Accueil>Newsletter>La petite histoire du mois – janvier 2026

LA PETITE HISTOIRE DU MOIS

Fautes inexcusables au bureau : les propos dégradants !

 Dans les échanges sur la vie de l’entreprise, on évoque souvent l’obligation de sécurité de l’employeur : celui-ci doit protéger ses salariés, prévenir les risques et garantir un environnement sain. Mais il ne faut pas oublier que cette obligation est également celle de chaque salarié.

La Cour de cassation vient de le rappeler dans une affaire récente* : un directeur commercial a été licencié pour faute grave après avoir tenu, sur son lieu et temps de travail, des propos à connotation sexuelle, sexiste, raciste et stigmatisant l’orientation sexuelle de certains collègues. Ces paroles, répétées à plusieurs reprises, ont heurté et affecté la santé psychique des autres salariés, rendant impossible son maintien dans l’entreprise.

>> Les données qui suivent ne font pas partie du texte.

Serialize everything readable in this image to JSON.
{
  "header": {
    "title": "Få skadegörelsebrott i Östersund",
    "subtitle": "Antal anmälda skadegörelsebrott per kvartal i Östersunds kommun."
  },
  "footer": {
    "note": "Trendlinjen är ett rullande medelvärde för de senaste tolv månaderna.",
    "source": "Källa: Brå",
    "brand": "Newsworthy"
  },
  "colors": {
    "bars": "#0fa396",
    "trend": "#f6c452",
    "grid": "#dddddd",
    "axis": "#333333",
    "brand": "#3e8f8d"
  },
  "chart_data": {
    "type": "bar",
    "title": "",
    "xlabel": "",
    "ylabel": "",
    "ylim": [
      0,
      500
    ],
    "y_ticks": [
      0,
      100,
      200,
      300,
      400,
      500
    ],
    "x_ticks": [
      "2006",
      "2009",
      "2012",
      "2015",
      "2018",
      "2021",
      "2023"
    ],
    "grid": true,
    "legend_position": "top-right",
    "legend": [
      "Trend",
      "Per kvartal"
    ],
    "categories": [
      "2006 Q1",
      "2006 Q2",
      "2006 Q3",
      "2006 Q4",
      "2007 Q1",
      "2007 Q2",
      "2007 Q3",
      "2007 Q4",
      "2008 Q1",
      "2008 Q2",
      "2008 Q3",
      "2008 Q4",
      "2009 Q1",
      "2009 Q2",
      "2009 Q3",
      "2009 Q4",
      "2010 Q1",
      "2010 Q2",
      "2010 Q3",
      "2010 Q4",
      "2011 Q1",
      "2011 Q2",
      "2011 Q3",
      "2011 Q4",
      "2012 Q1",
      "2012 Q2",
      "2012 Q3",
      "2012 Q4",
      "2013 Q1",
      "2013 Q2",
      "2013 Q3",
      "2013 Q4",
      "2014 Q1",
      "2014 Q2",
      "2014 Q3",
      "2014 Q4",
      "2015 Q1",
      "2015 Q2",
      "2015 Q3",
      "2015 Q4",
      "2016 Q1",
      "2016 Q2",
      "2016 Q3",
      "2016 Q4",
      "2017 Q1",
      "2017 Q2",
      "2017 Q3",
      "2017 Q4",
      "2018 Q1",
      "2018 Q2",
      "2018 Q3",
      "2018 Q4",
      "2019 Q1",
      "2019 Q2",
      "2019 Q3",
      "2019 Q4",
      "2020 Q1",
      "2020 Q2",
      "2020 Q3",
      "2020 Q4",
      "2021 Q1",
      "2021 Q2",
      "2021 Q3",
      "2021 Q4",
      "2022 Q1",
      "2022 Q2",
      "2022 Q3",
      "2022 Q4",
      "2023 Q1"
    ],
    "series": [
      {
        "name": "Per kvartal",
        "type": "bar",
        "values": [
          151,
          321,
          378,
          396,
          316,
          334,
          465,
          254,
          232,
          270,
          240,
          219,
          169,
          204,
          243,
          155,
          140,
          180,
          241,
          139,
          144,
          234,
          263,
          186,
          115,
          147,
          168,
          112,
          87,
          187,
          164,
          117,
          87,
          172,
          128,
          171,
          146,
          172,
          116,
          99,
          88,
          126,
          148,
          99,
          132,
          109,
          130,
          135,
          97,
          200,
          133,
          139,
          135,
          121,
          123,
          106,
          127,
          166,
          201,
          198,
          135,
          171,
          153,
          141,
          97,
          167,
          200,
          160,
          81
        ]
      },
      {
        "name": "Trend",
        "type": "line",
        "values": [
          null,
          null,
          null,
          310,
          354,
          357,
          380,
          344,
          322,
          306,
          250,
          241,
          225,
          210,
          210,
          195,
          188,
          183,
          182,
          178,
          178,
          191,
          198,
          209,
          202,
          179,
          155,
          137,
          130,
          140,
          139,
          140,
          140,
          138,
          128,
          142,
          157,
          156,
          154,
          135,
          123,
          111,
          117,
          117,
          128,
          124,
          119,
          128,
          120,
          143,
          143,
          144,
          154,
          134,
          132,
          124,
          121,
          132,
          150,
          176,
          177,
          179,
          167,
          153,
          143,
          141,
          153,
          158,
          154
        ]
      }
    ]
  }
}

Le salarié contestait son licenciement, affirmant avoir simplement voulu faire de l’humour dans le cadre d’échanges privés, mais les juges n’ont pas retenu cette défense. Peu importe le ton ou la prétendue appréciation de certains : ce type de propos dégradants nuit à la dignité et au bien-être de tous.

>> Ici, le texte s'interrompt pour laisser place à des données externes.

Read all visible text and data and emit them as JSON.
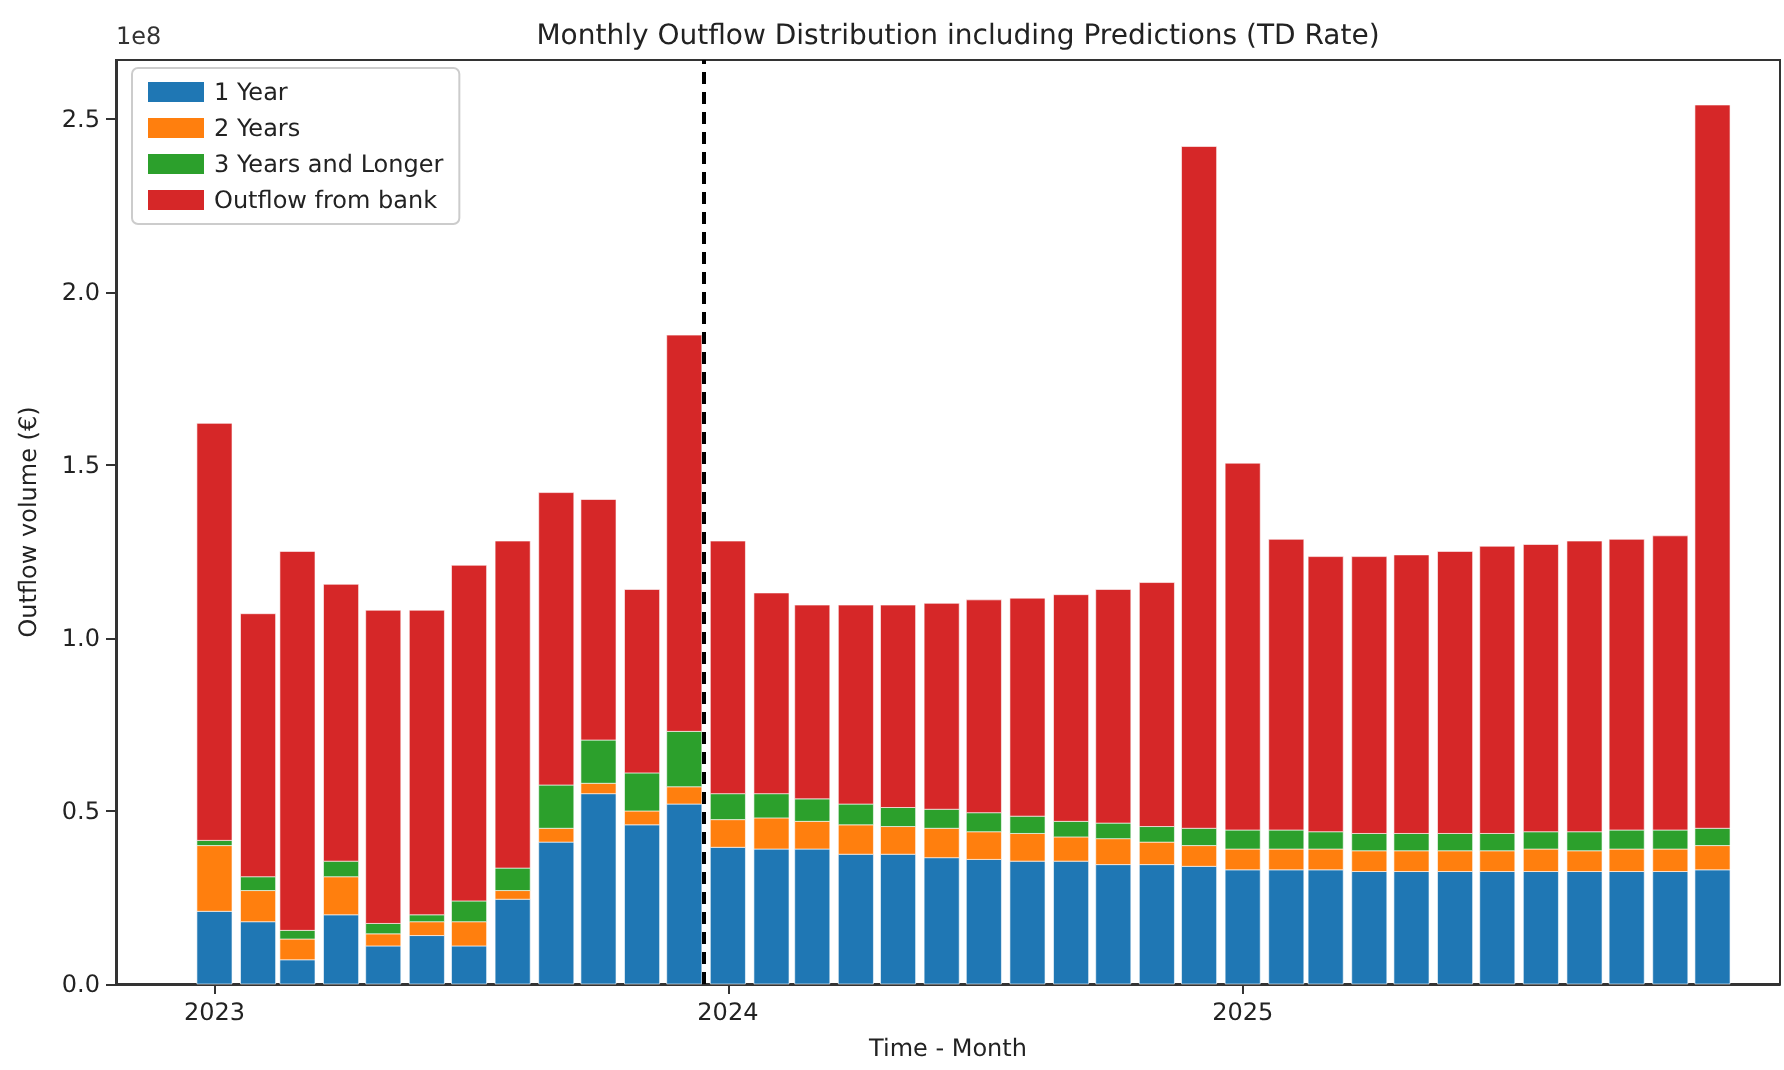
{
  "chart_data": {
    "type": "bar",
    "title": "Monthly Outflow Distribution including Predictions (TD Rate)",
    "xlabel": "Time - Month",
    "ylabel": "Outflow volume (€)",
    "annotations": [
      "1e8"
    ],
    "x": [
      "2023-01",
      "2023-02",
      "2023-03",
      "2023-04",
      "2023-05",
      "2023-06",
      "2023-07",
      "2023-08",
      "2023-09",
      "2023-10",
      "2023-11",
      "2023-12",
      "2024-01",
      "2024-02",
      "2024-03",
      "2024-04",
      "2024-05",
      "2024-06",
      "2024-07",
      "2024-08",
      "2024-09",
      "2024-10",
      "2024-11",
      "2024-12",
      "2025-01",
      "2025-02",
      "2025-03",
      "2025-04",
      "2025-05",
      "2025-06",
      "2025-07",
      "2025-08",
      "2025-09",
      "2025-10",
      "2025-11",
      "2025-12"
    ],
    "stacked": true,
    "series": [
      {
        "name": "1 Year",
        "color": "#1f77b4",
        "values": [
          0.21,
          0.18,
          0.07,
          0.2,
          0.11,
          0.14,
          0.11,
          0.245,
          0.41,
          0.55,
          0.46,
          0.52,
          0.395,
          0.39,
          0.39,
          0.375,
          0.375,
          0.365,
          0.36,
          0.355,
          0.355,
          0.345,
          0.345,
          0.34,
          0.33,
          0.33,
          0.33,
          0.325,
          0.325,
          0.325,
          0.325,
          0.325,
          0.325,
          0.325,
          0.325,
          0.33
        ]
      },
      {
        "name": "2 Years",
        "color": "#ff7f0e",
        "values": [
          0.19,
          0.09,
          0.06,
          0.11,
          0.035,
          0.04,
          0.07,
          0.025,
          0.04,
          0.03,
          0.04,
          0.05,
          0.08,
          0.09,
          0.08,
          0.085,
          0.08,
          0.085,
          0.08,
          0.08,
          0.07,
          0.075,
          0.065,
          0.06,
          0.06,
          0.06,
          0.06,
          0.06,
          0.06,
          0.06,
          0.06,
          0.065,
          0.06,
          0.065,
          0.065,
          0.07
        ]
      },
      {
        "name": "3 Years and Longer",
        "color": "#2ca02c",
        "values": [
          0.015,
          0.04,
          0.025,
          0.045,
          0.03,
          0.02,
          0.06,
          0.065,
          0.125,
          0.125,
          0.11,
          0.16,
          0.075,
          0.07,
          0.065,
          0.06,
          0.055,
          0.055,
          0.055,
          0.05,
          0.045,
          0.045,
          0.045,
          0.05,
          0.055,
          0.055,
          0.05,
          0.05,
          0.05,
          0.05,
          0.05,
          0.05,
          0.055,
          0.055,
          0.055,
          0.05
        ]
      },
      {
        "name": "Outflow from bank",
        "color": "#d62728",
        "values": [
          1.205,
          0.76,
          1.095,
          0.8,
          0.905,
          0.88,
          0.97,
          0.945,
          0.845,
          0.695,
          0.53,
          1.145,
          0.73,
          0.58,
          0.56,
          0.575,
          0.585,
          0.595,
          0.615,
          0.63,
          0.655,
          0.675,
          0.705,
          1.97,
          1.06,
          0.84,
          0.795,
          0.8,
          0.805,
          0.815,
          0.83,
          0.83,
          0.84,
          0.84,
          0.85,
          2.09
        ]
      }
    ],
    "xlim": [
      "2022-10-23",
      "2026-01-18"
    ],
    "xticks": [
      {
        "value": "2023-01",
        "label": "2023"
      },
      {
        "value": "2024-01",
        "label": "2024"
      },
      {
        "value": "2025-01",
        "label": "2025"
      }
    ],
    "ylim": [
      0,
      2.67
    ],
    "yticks": [
      {
        "value": 0,
        "label": "0.0"
      },
      {
        "value": 0.5,
        "label": "0.5"
      },
      {
        "value": 1,
        "label": "1.0"
      },
      {
        "value": 1.5,
        "label": "1.5"
      },
      {
        "value": 2,
        "label": "2.0"
      },
      {
        "value": 2.5,
        "label": "2.5"
      }
    ],
    "ref_lines": [
      {
        "axis": "x",
        "value": "2023-12-14",
        "color": "#000000",
        "line_style": "dashed"
      }
    ],
    "legend": "top left",
    "grid": false
  }
}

La Cour rappelle ainsi qu’au-delà de l’employeur, tout salarié a l’obligation de veiller à sa santé et à sa sécurité, mais aussi à celles de ses collègues et des personnes qui l’entourent au travail, conformément à l’article L. 4122-1 du code du travail. Cette obligation est issue du droit européen et s’applique à tous, qu’on ait ou non un pouvoir hiérarchique.

En conclusion : chaque salarié doit adopter un comportement respectueux et responsable pour préserver le climat de travail. En cas de propos ou d’attitudes dégradantes, la sanction peut aller jusqu’au licenciement pour faute grave.